On the other hand, Gluesenkamp Perez had sharp criticism for her general election opponent-apparent, Joe Kent.
"Defeating Joe was why we got into this race, in large part," she said. "This is not someone that can adequately and effectively represent this district. Joe is an extremist. Joe loves to talk about his support for jobs and the economy — but I'm the candidate in the race who has been growing family-wage jobs, who works in the trades, who's a small business owner and who understands how difficult this economy has been for families like mine to navigate."
Gluesenkamp Perez said that Kent would fuel hyper-partisanship and political polarization.

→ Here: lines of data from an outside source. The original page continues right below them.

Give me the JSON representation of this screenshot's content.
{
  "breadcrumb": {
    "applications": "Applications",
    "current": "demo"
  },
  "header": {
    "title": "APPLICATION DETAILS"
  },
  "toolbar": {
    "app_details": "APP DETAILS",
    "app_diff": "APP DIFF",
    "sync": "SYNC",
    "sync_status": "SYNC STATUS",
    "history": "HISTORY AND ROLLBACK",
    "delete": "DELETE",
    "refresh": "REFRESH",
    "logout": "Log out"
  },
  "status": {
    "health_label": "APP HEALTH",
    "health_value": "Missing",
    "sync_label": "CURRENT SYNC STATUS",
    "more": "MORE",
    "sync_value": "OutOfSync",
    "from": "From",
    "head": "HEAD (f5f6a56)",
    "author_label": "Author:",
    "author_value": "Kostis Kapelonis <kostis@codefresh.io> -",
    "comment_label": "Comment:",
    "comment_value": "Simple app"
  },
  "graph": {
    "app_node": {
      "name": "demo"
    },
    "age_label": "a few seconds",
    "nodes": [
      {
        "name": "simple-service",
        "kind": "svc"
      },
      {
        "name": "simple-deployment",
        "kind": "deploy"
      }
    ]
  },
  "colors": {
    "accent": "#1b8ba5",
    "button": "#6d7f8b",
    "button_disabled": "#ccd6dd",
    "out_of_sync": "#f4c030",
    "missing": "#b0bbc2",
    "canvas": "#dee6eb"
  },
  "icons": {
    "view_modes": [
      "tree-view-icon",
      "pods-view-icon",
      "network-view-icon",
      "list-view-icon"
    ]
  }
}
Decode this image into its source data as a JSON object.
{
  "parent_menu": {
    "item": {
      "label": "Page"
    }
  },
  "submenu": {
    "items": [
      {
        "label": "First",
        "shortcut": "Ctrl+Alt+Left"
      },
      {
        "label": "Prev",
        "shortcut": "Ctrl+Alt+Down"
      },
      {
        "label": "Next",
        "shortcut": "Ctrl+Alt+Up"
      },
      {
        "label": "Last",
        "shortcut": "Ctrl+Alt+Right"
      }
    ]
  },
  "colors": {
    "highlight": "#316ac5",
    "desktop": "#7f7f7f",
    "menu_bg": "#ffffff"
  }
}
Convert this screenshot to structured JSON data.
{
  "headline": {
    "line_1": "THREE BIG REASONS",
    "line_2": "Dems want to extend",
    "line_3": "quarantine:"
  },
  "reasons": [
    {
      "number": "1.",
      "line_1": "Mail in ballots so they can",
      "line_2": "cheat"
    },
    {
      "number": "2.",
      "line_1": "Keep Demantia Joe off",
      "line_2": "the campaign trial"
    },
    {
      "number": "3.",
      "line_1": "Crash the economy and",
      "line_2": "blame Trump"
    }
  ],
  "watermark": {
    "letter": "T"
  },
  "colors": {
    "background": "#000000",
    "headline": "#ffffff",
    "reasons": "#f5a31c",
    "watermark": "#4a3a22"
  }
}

She made the case that she could and would appeal to people closer to the political center, who perhaps voted for Herrera Beutler in the past.
In response to follow-up questions from KGW, Herrera Beutler's campaign said that she would not consider endorsing a Democrat for the 3rd District, but also said that there was no indication from Kent's camp that an endorsement from her "is something he wants."
The last major ballot update in the race came Tuesday evening when Clark County added about 9,500 of its roughly 10,000 remaining ballots to the total and Thurston County added about 2,000 of 7,000.
Herrera Beutler gained slightly, closing the gap to 928 votes, but with only a tiny percentage of ballots left to count, the deficit became functionally impossible to make up. Her campaign sent out the concession statement about 20 minutes after the Clark County update was posted.
The 928 vote margin also places the race outside the range that would trigger a mandatory recount. Under Washington's rules, the gap between the two candidates must be fewer than 2,000 votes and also less than half a percent of the total votes for both candidates, which at this point would be about 491.
Herrera Beutler's current term in Congress ends Jan. 3, 2023.